To register a custom document parser with WSS, you must add a node to the document parser definition file that identifies your parser and the file type or types it can parse.

You can specify the file type or types a document parser can parse either by file extension, or file type program ID.

WSS stores the document parser definition file, DOCPARSE.XML, at the following location:

Web Server Extensions\12\CONFIG\DOCPARSE.XML

The document parser definition schema is as follows:

<docParsers>

    <docParser/>

</docParsers>

Following is a list of the elements in the document parser definition schema.

docParsers

Required. Represents the root element of the document parser definition schema.

docParser

Required. Each docParser element represents a document parser and its associated file type. This element contains the following attributes:

· Name Required string.The file type associated with the parser. For docParser elements within the ByExtension element, set the Name attribute to the file extension. For docParser elements within the ByProdId element, set the Name attribute to the program Id of the file type. To associate a parser with multiple file types, add a docParser element for each file type.

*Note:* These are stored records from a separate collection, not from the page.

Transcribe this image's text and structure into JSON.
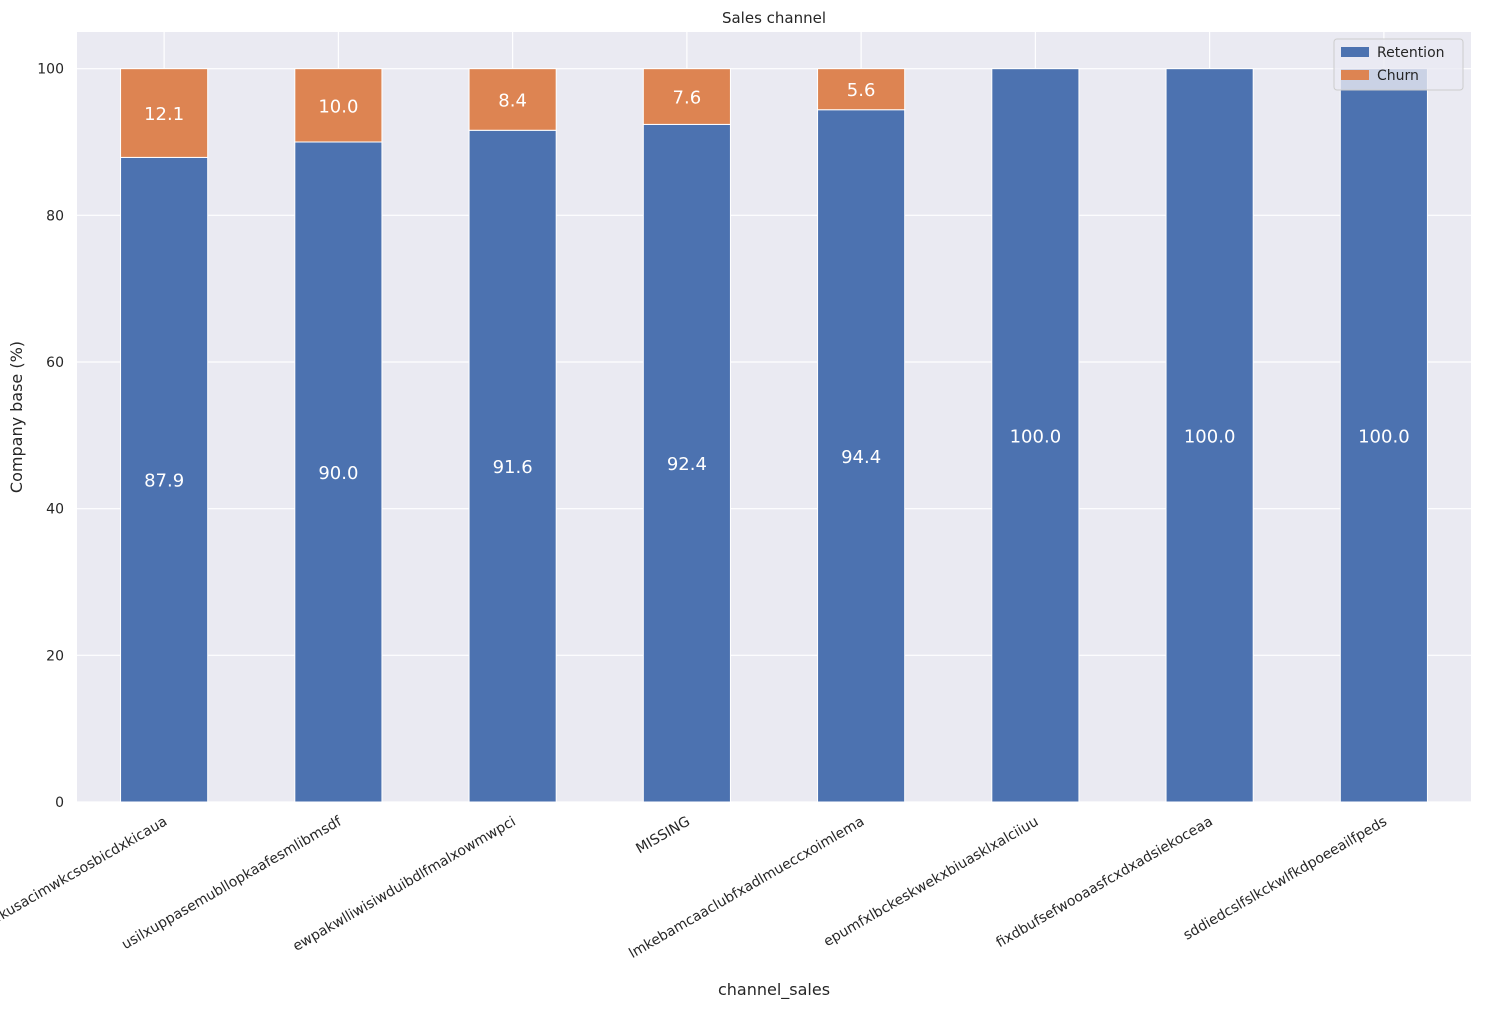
{
  "chart_data": {
    "type": "bar",
    "stacked": true,
    "title": "Sales channel",
    "xlabel": "channel_sales",
    "ylabel": "Company base (%)",
    "ylim": [
      0,
      105
    ],
    "yticks": [
      0,
      20,
      40,
      60,
      80,
      100
    ],
    "grid": true,
    "legend_position": "top-right",
    "categories": [
      "foosdfpfkusacimwkcsosbicdxkicaua",
      "usilxuppasemubllopkaafesmlibmsdf",
      "ewpakwlliwisiwduibdlfmalxowmwpci",
      "MISSING",
      "lmkebamcaaclubfxadlmueccxoimlema",
      "epumfxlbckeskwekxbiuasklxalciiuu",
      "fixdbufsefwooaasfcxdxadsiekoceaa",
      "sddiedcslfslkckwlfkdpoeeailfpeds"
    ],
    "series": [
      {
        "name": "Retention",
        "color": "#4c72b0",
        "values": [
          87.9,
          90.0,
          91.6,
          92.4,
          94.4,
          100.0,
          100.0,
          100.0
        ]
      },
      {
        "name": "Churn",
        "color": "#dd8452",
        "values": [
          12.1,
          10.0,
          8.4,
          7.6,
          5.6,
          0.0,
          0.0,
          0.0
        ]
      }
    ],
    "data_labels": {
      "Retention": [
        "87.9",
        "90.0",
        "91.6",
        "92.4",
        "94.4",
        "100.0",
        "100.0",
        "100.0"
      ],
      "Churn": [
        "12.1",
        "10.0",
        "8.4",
        "7.6",
        "5.6",
        "",
        "",
        ""
      ]
    },
    "style": {
      "plot_background": "#eaeaf2",
      "grid_color": "#ffffff",
      "text_color": "#262626",
      "data_label_color": "#ffffff"
    }
  }
}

· ProgId Required string. The program ID of the parser. This represents the ‘friendly name’ of the parser. This enables you to upgrade a parser without having to edit its document parser definition entry in the DOCPARSE.XML file. However, this prevents you from installing different versions of the same parser side-by-side.

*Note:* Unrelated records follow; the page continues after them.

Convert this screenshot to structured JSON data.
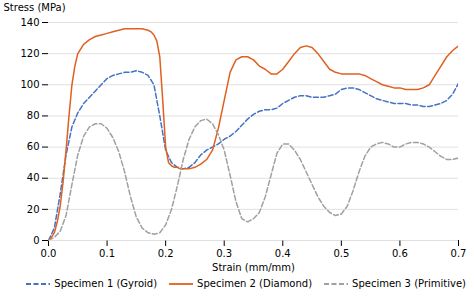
{
  "chart_data": {
    "type": "line",
    "xlabel": "Strain (mm/mm)",
    "ylabel": "Stress (MPa)",
    "xlim": [
      0,
      0.7
    ],
    "ylim": [
      0,
      140
    ],
    "xticks": [
      {
        "value": 0.0,
        "label": "0.0"
      },
      0.1,
      0.2,
      0.3,
      0.4,
      0.5,
      0.6,
      0.7
    ],
    "yticks": [
      0,
      20,
      40,
      60,
      80,
      100,
      120,
      140
    ],
    "grid": true,
    "legend": "lower right",
    "series": [
      {
        "name": "Specimen 1 (Gyroid)",
        "color": "#4472C4",
        "line_style": "dashed",
        "x": [
          0.0,
          0.01,
          0.02,
          0.03,
          0.04,
          0.05,
          0.06,
          0.07,
          0.08,
          0.09,
          0.1,
          0.11,
          0.12,
          0.13,
          0.14,
          0.15,
          0.16,
          0.17,
          0.18,
          0.19,
          0.2,
          0.21,
          0.22,
          0.23,
          0.24,
          0.25,
          0.26,
          0.27,
          0.28,
          0.29,
          0.3,
          0.31,
          0.32,
          0.33,
          0.34,
          0.35,
          0.36,
          0.37,
          0.38,
          0.39,
          0.4,
          0.41,
          0.42,
          0.43,
          0.44,
          0.45,
          0.46,
          0.47,
          0.48,
          0.49,
          0.5,
          0.51,
          0.52,
          0.53,
          0.54,
          0.55,
          0.56,
          0.57,
          0.58,
          0.59,
          0.6,
          0.61,
          0.62,
          0.63,
          0.64,
          0.65,
          0.66,
          0.67,
          0.68,
          0.69,
          0.7
        ],
        "values": [
          0,
          8,
          30,
          55,
          73,
          82,
          88,
          92,
          96,
          100,
          104,
          106,
          107,
          108,
          108,
          109,
          108,
          106,
          100,
          80,
          58,
          50,
          47,
          46,
          47,
          50,
          55,
          58,
          60,
          62,
          65,
          67,
          70,
          74,
          78,
          81,
          83,
          84,
          84,
          85,
          88,
          90,
          92,
          93,
          93,
          92,
          92,
          92,
          93,
          94,
          97,
          98,
          98,
          97,
          95,
          93,
          91,
          90,
          89,
          88,
          88,
          88,
          87,
          87,
          86,
          86,
          87,
          88,
          90,
          94,
          101
        ]
      },
      {
        "name": "Specimen 2 (Diamond)",
        "color": "#E06020",
        "line_style": "solid",
        "x": [
          0.0,
          0.005,
          0.01,
          0.015,
          0.02,
          0.025,
          0.03,
          0.035,
          0.04,
          0.045,
          0.05,
          0.06,
          0.07,
          0.08,
          0.09,
          0.1,
          0.11,
          0.12,
          0.13,
          0.14,
          0.15,
          0.16,
          0.17,
          0.175,
          0.18,
          0.185,
          0.19,
          0.195,
          0.2,
          0.205,
          0.21,
          0.215,
          0.22,
          0.225,
          0.23,
          0.235,
          0.24,
          0.25,
          0.26,
          0.27,
          0.28,
          0.29,
          0.3,
          0.31,
          0.32,
          0.33,
          0.34,
          0.35,
          0.36,
          0.37,
          0.38,
          0.39,
          0.4,
          0.41,
          0.42,
          0.43,
          0.44,
          0.45,
          0.46,
          0.47,
          0.48,
          0.49,
          0.5,
          0.505,
          0.51,
          0.52,
          0.53,
          0.54,
          0.55,
          0.56,
          0.57,
          0.58,
          0.59,
          0.6,
          0.61,
          0.62,
          0.63,
          0.64,
          0.65,
          0.66,
          0.67,
          0.68,
          0.69,
          0.7
        ],
        "values": [
          0,
          2,
          5,
          12,
          22,
          38,
          58,
          80,
          100,
          112,
          120,
          126,
          129,
          131,
          132,
          133,
          134,
          135,
          136,
          136,
          136,
          136,
          135,
          134,
          132,
          128,
          118,
          90,
          60,
          50,
          48,
          47,
          47,
          46,
          46,
          46,
          46,
          47,
          49,
          52,
          58,
          72,
          90,
          108,
          116,
          118,
          118,
          116,
          112,
          110,
          107,
          107,
          110,
          115,
          120,
          124,
          125,
          124,
          120,
          115,
          110,
          108,
          107,
          107,
          107,
          107,
          107,
          106,
          104,
          102,
          100,
          99,
          98,
          98,
          97,
          97,
          97,
          98,
          100,
          106,
          112,
          118,
          122,
          125
        ]
      },
      {
        "name": "Specimen 3 (Primitive)",
        "color": "#A0A0A0",
        "line_style": "dashed",
        "x": [
          0.0,
          0.01,
          0.02,
          0.03,
          0.04,
          0.05,
          0.06,
          0.07,
          0.08,
          0.09,
          0.1,
          0.11,
          0.12,
          0.13,
          0.14,
          0.15,
          0.16,
          0.17,
          0.18,
          0.19,
          0.2,
          0.21,
          0.22,
          0.23,
          0.24,
          0.25,
          0.26,
          0.27,
          0.28,
          0.29,
          0.3,
          0.31,
          0.32,
          0.33,
          0.34,
          0.35,
          0.36,
          0.37,
          0.38,
          0.39,
          0.4,
          0.41,
          0.42,
          0.43,
          0.44,
          0.45,
          0.46,
          0.47,
          0.48,
          0.49,
          0.5,
          0.51,
          0.52,
          0.53,
          0.54,
          0.55,
          0.56,
          0.57,
          0.58,
          0.59,
          0.6,
          0.61,
          0.62,
          0.63,
          0.64,
          0.65,
          0.66,
          0.67,
          0.68,
          0.69,
          0.7
        ],
        "values": [
          0,
          2,
          6,
          16,
          36,
          55,
          67,
          73,
          75,
          75,
          72,
          66,
          57,
          44,
          28,
          15,
          8,
          5,
          4,
          5,
          10,
          20,
          35,
          52,
          65,
          73,
          77,
          78,
          75,
          68,
          58,
          42,
          25,
          14,
          12,
          14,
          18,
          28,
          42,
          56,
          62,
          62,
          58,
          52,
          44,
          36,
          28,
          22,
          18,
          16,
          17,
          22,
          32,
          44,
          54,
          60,
          62,
          63,
          62,
          60,
          60,
          62,
          63,
          63,
          62,
          60,
          57,
          54,
          52,
          52,
          53
        ]
      }
    ]
  }
}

Document Parser Definition Example

Below is an example of a document parser definition file.

<docParsers>

    <docParser name="abc" ProgId="AdventureWorks.AWDocumentParser.ABCParser"/>

    <DocParser name="AWApplication.Document" ProgId="AdventureWorks.AWDocumentParser.ABCParser"/>

</docParsers>

Document Parser Interface Overview

In order for a custom document parser to perform document property promotion and demotion in WSS, it must implement the following document parser interfaces. These interfaces enable the document parser to be invoked by WSS, and send and receive document properties when so invoked.

· ISPDocumentParser

Represents a custom document parser. This class includes the methods WSS uses to invoke the document parser.

· IParserPropertyBag

Represents a property bag object used to transmit document properties between the document parser and WSS. Includes methods that enable the document parser to access the content type and document library schemas for the specified document.

· IEnumParserProperties

Represents an enumerable document property collection. Includes methods the document parser can use to enumerate through the document property collection.

· IParserProperty

Represents a single document property. Includes methods for the document parser to get and set the document property value and data type.